In an interview on Tuesday, Mr Hain warned that Britain could not be a decisive power in Europe if it stayed out of the euro currency zone forever.
Both the government and the Bank of England have said sterling would need to depreciate before it could be locked against the euro permanently at a competitive rate.
"The successful launch of euro notes and coins makes it more likely that the government will call a referendum in this parliament," said Mr Nick Parsons, global head of foreign exchange research at Commerzbank.
Uncertainty over Britain's euro entry prospects has long been sterling's Achilles' heel, clouding an otherwise supportive economic picture.
Britain has the fastest growing economy and the highest interest rates of the Group of Seven industrial nations, yet sterling has been stuck in a tiny six-pence range against the euro for more than two years.

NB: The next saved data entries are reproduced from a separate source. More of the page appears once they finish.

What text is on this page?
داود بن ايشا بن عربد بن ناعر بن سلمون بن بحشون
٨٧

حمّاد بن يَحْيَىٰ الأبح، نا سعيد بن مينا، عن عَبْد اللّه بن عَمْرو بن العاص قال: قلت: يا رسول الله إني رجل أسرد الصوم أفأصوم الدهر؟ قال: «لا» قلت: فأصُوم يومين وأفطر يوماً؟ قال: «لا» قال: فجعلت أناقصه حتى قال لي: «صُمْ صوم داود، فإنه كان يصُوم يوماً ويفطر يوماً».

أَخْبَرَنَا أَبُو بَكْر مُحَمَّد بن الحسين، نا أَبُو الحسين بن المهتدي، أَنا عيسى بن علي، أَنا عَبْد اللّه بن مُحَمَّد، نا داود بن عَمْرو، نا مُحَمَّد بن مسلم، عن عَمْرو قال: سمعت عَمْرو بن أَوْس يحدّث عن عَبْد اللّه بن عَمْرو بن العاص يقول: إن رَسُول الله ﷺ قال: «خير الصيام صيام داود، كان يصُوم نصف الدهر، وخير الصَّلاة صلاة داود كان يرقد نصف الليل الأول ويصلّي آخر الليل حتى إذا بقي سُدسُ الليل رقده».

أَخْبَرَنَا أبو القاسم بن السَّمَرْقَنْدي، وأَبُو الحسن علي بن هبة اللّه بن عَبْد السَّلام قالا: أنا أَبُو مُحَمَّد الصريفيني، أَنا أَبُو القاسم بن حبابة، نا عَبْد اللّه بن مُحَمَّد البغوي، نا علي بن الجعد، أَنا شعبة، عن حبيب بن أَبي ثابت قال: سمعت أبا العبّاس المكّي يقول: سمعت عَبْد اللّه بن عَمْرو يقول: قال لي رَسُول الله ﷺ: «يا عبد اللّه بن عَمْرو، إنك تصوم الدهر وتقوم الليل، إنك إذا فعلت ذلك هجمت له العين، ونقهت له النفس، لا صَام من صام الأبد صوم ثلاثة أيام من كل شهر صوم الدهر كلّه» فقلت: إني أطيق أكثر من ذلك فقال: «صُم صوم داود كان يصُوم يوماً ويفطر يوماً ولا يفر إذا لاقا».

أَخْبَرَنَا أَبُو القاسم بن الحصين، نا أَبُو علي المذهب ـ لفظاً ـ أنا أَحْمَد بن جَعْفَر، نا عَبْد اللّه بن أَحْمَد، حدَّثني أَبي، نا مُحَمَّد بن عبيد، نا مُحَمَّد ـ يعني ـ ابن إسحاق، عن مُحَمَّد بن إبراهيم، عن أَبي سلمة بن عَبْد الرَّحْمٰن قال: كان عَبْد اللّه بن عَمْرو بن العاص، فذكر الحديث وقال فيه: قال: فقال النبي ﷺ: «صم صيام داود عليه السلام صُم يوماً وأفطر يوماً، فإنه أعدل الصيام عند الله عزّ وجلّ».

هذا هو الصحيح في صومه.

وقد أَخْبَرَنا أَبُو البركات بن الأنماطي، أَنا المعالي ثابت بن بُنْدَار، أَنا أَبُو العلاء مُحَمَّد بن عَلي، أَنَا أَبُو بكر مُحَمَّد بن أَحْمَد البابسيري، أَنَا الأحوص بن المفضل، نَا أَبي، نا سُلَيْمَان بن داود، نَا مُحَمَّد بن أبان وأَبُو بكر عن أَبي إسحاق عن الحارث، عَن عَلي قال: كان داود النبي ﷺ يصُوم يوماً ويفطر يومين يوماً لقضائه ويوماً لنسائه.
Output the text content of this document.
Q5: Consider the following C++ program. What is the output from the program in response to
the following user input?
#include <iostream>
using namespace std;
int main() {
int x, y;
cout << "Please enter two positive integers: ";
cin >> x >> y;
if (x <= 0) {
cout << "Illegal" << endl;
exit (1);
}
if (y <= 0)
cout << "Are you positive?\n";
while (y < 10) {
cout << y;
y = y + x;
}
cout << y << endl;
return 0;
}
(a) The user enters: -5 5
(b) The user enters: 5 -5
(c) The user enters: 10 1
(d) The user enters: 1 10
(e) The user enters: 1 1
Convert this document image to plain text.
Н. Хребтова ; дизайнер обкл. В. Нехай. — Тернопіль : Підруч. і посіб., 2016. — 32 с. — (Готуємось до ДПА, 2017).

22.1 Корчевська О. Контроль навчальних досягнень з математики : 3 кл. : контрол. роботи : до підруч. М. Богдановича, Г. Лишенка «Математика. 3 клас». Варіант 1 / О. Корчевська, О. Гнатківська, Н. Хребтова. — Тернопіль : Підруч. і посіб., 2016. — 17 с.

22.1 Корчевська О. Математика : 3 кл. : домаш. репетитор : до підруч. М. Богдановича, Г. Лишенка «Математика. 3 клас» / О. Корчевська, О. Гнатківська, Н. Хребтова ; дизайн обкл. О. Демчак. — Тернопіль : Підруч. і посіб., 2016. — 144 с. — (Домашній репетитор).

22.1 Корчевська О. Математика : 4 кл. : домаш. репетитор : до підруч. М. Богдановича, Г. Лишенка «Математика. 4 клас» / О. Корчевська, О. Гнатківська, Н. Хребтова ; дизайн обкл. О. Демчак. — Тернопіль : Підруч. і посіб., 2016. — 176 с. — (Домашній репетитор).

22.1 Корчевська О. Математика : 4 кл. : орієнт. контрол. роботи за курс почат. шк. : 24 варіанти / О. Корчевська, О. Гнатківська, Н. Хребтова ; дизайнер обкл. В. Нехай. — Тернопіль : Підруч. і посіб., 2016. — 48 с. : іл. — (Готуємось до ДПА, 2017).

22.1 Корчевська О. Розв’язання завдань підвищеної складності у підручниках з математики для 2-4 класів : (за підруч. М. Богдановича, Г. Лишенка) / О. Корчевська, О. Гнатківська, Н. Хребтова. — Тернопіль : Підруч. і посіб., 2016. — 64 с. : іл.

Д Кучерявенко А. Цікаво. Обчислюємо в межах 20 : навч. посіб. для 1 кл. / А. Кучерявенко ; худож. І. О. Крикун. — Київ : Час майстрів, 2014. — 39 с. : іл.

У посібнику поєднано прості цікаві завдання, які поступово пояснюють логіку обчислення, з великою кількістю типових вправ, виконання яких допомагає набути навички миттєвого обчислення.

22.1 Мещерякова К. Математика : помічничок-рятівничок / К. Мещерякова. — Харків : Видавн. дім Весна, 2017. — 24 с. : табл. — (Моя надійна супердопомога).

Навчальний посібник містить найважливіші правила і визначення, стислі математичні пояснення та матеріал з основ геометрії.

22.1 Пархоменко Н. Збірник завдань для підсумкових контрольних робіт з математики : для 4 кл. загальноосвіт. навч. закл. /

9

Even sterling's 2.5 per cent slide to 62.80p yesterday - its biggest one-day fall since the currency's introduction in January 1999 - has only pushed it back to levels where it was trading less than a month ago.
Most economists predict sterling will need to fall to around 67p to the euro if Britain is to join the euro at a competitive rate.
This level, ironically, is not far from sterling's old central parity rate in the European Exchange Rate Mechanism, from which the British currency was ignominiously ejected in 1992.